Sanna Nielsen Melodifestivalen 2014 Finale Sieg

Statt 32 Beiträgen werden bei Melodifestivalen 2015 (Foto oben: Vorjahressiegerin Sanna Nielsen) nur noch 28 Titel an den Start gehen. Gleichzeitig wächst das Finale von zehn auf zwölf Songs an. Das sind die wesentlichen Änderungen, die für die schwedische Vorauswahl zum Eurovision Song Contest vorgenommen wurden. Weitere Änderungen betreffen die Anzahl der Stimmen, die pro Beitrag abgegeben werden dürfen, und die Art der Punktevergabe der Jurys.

Seit der Neuauflage des Melodifestivalen im Jahr 2002 waren immer acht Beiträge in den Semifinals gegeneinander angetreten. Das ändert sich 2015, wenn nur noch sieben Titel pro Woche an den Start gehen. Laut Christer Björkman, der Executive Producer des Melodifestivalens, soll so mehr Luft in den Semis geschaffen werden, wodurch ein besseres Live-Gefühl und mehr Platz für die einzelnen Lieder und Künstler ermöglicht werden sollen.

Aus jedem Semi qualifizieren sich zwei Beiträge für das Finale sowie die Dritt- und Viertplatzierten für Andra Chancen. Letztere treten nur noch in vier Duellen gegeneinander an, so dass statt zwei nunmehr vier Titel von dort in das Finale kommen. Dadurch haben die Zuschauer dann noch zwei Favoriten mehr, für die sie im Finale anrufen können.

Mit zwölf Titeln im Finale ist dieses nunmehr so groß wie in den Jahren 1997, 1988, 1987 und 1963. Mehr Lieder sind in Schweden nie beim Finale des Melodifestivalens angetreten.

Bezüglich der Zuschauerstimmen geht man einen ähnlichen Weg wie beim Eurovision Song Contest: Pro Telefonanschluss können maximal 20 Stimmen für einen Beitrag abgegeben werden.
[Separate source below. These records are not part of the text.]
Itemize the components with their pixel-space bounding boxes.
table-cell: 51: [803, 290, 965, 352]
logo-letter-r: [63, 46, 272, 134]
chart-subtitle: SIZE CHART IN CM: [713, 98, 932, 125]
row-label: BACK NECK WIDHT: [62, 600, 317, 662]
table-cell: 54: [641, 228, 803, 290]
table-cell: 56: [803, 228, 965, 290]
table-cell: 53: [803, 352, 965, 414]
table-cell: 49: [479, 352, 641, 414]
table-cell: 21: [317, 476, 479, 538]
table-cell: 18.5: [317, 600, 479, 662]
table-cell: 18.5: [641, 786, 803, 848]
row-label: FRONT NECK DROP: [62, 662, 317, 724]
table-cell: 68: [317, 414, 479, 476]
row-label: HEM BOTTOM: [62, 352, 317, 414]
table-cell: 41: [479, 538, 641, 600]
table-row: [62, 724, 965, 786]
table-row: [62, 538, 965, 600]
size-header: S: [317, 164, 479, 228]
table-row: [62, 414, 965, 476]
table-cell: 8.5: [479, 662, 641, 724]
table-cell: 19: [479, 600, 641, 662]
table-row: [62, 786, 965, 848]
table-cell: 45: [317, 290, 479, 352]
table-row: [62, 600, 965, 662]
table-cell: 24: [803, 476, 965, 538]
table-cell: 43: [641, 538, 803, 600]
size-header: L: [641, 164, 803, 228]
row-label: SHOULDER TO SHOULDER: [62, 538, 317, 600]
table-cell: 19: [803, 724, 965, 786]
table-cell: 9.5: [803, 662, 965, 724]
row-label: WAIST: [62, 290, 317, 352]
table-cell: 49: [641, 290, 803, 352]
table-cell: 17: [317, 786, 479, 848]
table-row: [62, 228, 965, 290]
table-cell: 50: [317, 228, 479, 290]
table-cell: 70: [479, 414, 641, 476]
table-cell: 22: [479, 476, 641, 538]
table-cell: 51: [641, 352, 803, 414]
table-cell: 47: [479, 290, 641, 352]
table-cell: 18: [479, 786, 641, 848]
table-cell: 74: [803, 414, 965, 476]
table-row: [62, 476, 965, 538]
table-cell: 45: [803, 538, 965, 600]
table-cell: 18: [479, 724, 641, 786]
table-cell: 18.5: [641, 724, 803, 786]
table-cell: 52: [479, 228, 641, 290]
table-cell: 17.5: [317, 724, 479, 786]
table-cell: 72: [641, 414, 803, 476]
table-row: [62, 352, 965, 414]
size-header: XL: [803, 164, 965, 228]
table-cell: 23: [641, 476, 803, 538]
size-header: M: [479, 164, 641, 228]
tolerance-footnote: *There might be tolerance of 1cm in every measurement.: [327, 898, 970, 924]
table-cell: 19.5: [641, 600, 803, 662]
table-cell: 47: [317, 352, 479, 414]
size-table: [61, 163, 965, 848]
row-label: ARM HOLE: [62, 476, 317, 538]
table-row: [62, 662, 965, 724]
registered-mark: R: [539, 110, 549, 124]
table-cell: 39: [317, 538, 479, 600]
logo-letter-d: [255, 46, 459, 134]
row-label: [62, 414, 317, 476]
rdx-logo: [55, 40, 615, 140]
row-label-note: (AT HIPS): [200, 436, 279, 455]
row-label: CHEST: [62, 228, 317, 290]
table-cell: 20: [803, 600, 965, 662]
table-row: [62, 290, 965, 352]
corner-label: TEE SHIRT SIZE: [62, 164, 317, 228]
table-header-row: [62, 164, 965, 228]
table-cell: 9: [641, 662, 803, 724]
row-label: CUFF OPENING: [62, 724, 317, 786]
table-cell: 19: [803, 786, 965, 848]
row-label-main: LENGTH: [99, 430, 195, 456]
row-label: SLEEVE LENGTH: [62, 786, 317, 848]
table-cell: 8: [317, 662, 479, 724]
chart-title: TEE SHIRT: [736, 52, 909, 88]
Allerdings kann man für so viele Beiträge voten, wie man möchte. So soll offensichtlich übertriebenes Heavy-Voting eingeschränkt werden.

Ebenfalls wie beim richtigen ESC werden die Juryergebnisse nicht mehr vollständig vorgelesen. Vielmehr werden die niedrigsten vier Punktewertungen nur noch grafisch präsentiert.

Die Reduktion von 32 auf 28 Beiträgen ist für viele Fans sicher bedauerlich, da so insgesamt ein paar Songs weniger zur Auswahl stehen und das Melodifestivalen durchaus auch ungewöhnlichere Titel im Angebot hatte. Da könnten nun vermutlich ein paar Perlen fehlen. Insgesamt halten sich die Änderungen aber im Rahmen, so dass der schwedische Vorentscheid auch in diesem Jahr wieder ein Highlight in der ESC-Vorsaison werden dürfte.